How do I prove that a function has real roots?

Question

I want to prove the existence of real roots of a function, not solve the function for the roots. I am aware of discriminant, but that is restricted to quadratic functions. I am aware of the intermediate value theorem, but it can only prove the existence of one and not multiple real roots...

In particular, I am looking to prove that $x^4 - 1102x^3 - 2018 = 0$ has at least $2$ real roots.

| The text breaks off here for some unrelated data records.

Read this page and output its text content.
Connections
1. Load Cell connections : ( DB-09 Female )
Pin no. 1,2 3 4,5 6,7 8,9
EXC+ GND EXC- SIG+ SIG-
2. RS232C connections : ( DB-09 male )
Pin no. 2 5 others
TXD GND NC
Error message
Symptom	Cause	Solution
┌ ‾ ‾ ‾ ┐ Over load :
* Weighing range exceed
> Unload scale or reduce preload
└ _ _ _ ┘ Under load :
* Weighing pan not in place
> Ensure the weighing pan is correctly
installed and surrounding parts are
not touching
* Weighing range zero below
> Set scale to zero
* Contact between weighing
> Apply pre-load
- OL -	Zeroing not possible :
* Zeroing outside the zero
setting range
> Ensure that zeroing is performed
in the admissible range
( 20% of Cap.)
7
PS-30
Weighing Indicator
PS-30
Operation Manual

Edit: Using the graph, I know the roots are at 1102 and -1.23333. Is using IVT to prove them, using 2 different domains, [1101, 1103] and [-2, -1] a valid proof?

Answer 1

Note that

$$f(x)=x^4-1002x^3-2018\implies f(0)=-2018$$

and $$\lim_{x\to \pm \infty}f(x) = +\infty$$

then refer to IVT.

It is not a proof but a graph is always useful to visualize what is going on

Answer 2

To prove existence of roots of a continuous function, you can exhibit changes of sign.

For instance,

$$f(-10000)>0, f(0)<0, f(10000)>0$$ proves at least two roots.

(Using $\pm\infty$ like gimusi did is also possible.)

Answer 3

Consider the function $$f(x)=x^4 - 1102x^3 - 2018$$ Its derivative $$f'(x)=4x^3-3306x^2=4x^2\left(x-\frac {1653} 2\right)$$ cancels twice, once at $x=0$ and once at $x=\frac {1653} 2$. Notice that $$f\left(\frac{1653}{2}\right)=-\frac{2488686346715}{16}$$ and the second derivative test $$f''(x)=12 x^2-6612 x\implies f''\left(\frac{1503}{2}\right)=2732409$$ shows that this is a minimum.

Since moreover, for large negative $x$, the function behaves as $x^4$, then $\cdots$.